There are no such things as attempted uplinks. Either an uplink arrives at the gateway or it doesn’t. If it does and the CRC is correct it will be forwarded to the back-end. As the status messages arrive, the uplinks should arrive as well.

The RSSI shouldn’t be a problem. The sensors are placed close by.

Thanks, we will try this out then!

I assume they are, yes.
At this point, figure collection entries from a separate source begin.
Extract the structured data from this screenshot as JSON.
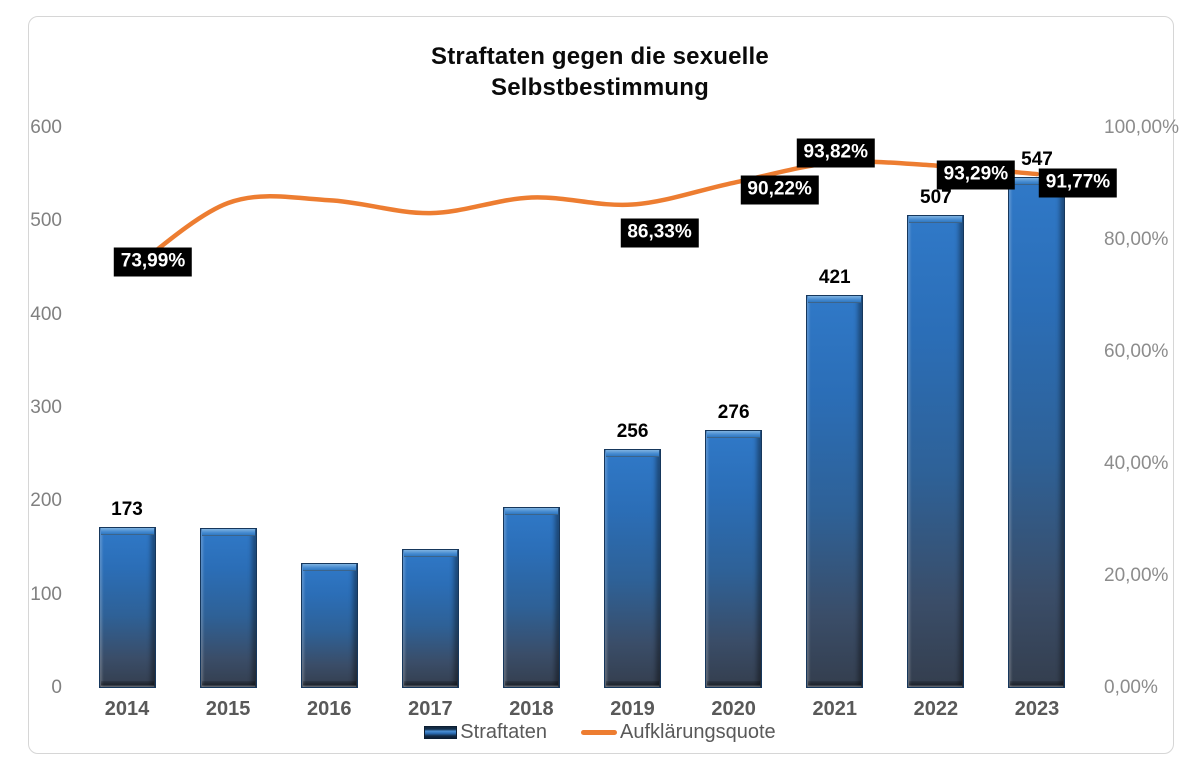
{
  "chart_data": {
    "type": "combo",
    "title": "Straftaten gegen die sexuelle Selbstbestimmung",
    "title_lines": [
      "Straftaten gegen die sexuelle",
      "Selbstbestimmung"
    ],
    "categories": [
      "2014",
      "2015",
      "2016",
      "2017",
      "2018",
      "2019",
      "2020",
      "2021",
      "2022",
      "2023"
    ],
    "series": [
      {
        "name": "Straftaten",
        "type": "bar",
        "axis": "left",
        "color": "#2a6cb4",
        "values": [
          173,
          171,
          134,
          149,
          194,
          256,
          276,
          421,
          507,
          547
        ],
        "labels": [
          "173",
          null,
          null,
          null,
          null,
          "256",
          "276",
          "421",
          "507",
          "547"
        ]
      },
      {
        "name": "Aufklärungsquote",
        "type": "line",
        "axis": "right",
        "color": "#ed7d31",
        "values": [
          73.99,
          86.6,
          87.1,
          84.8,
          87.6,
          86.33,
          90.22,
          93.82,
          93.29,
          91.77
        ],
        "labels": [
          "73,99%",
          null,
          null,
          null,
          null,
          "86,33%",
          "90,22%",
          "93,82%",
          "93,29%",
          "91,77%"
        ]
      }
    ],
    "left_axis": {
      "min": 0,
      "max": 600,
      "tick_step": 100,
      "ticks": [
        "0",
        "100",
        "200",
        "300",
        "400",
        "500",
        "600"
      ]
    },
    "right_axis": {
      "min": 0,
      "max": 100,
      "tick_step": 20,
      "ticks": [
        "0,00%",
        "20,00%",
        "40,00%",
        "60,00%",
        "80,00%",
        "100,00%"
      ]
    },
    "legend": {
      "position": "bottom",
      "entries": [
        "Straftaten",
        "Aufklärungsquote"
      ]
    },
    "style": {
      "line_label_bg": "#000000",
      "line_label_text": "#ffffff",
      "bar_label_text": "#000000",
      "grid": "off"
    }
  }
}
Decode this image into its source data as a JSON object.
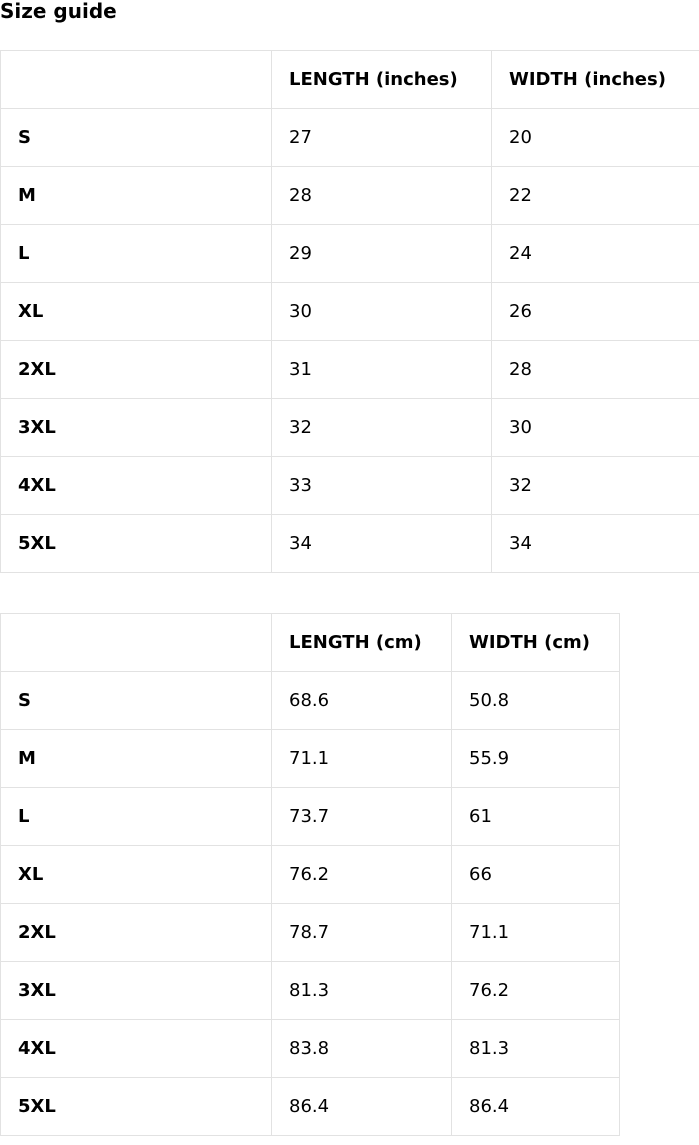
{
  "title": "Size guide",
  "tables": [
    {
      "headers": [
        "",
        "LENGTH (inches)",
        "WIDTH (inches)"
      ],
      "rows": [
        [
          "S",
          "27",
          "20"
        ],
        [
          "M",
          "28",
          "22"
        ],
        [
          "L",
          "29",
          "24"
        ],
        [
          "XL",
          "30",
          "26"
        ],
        [
          "2XL",
          "31",
          "28"
        ],
        [
          "3XL",
          "32",
          "30"
        ],
        [
          "4XL",
          "33",
          "32"
        ],
        [
          "5XL",
          "34",
          "34"
        ]
      ]
    },
    {
      "headers": [
        "",
        "LENGTH (cm)",
        "WIDTH (cm)"
      ],
      "rows": [
        [
          "S",
          "68.6",
          "50.8"
        ],
        [
          "M",
          "71.1",
          "55.9"
        ],
        [
          "L",
          "73.7",
          "61"
        ],
        [
          "XL",
          "76.2",
          "66"
        ],
        [
          "2XL",
          "78.7",
          "71.1"
        ],
        [
          "3XL",
          "81.3",
          "76.2"
        ],
        [
          "4XL",
          "83.8",
          "81.3"
        ],
        [
          "5XL",
          "86.4",
          "86.4"
        ]
      ]
    }
  ]
}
It is possible for us to ssh into the gateway and configure it as needed.

Yes.

We are using the eu1 cluster, and the gateway + end nodes are placed in Europe.

Sorry for the confusion. We see some some sporadic CRC errors in the log, but some seem OK. This is what the console looks like for the gateway and for one of the devices:

To high RSSI is a big problem.

Check the latency to nam1 and au1, might be less than eu1

The RSSI is around -76.

How would you do this best? Simply doing ping eu1.cloud.thethings.industries from within the gateway only yields timeouts.

The 3 link I supplied up top ping the AWS network, the stack is deployed on AWS.

I can’t access a website from the gateway. I can only ssh into the gateway from remote. Can this be done from the command line?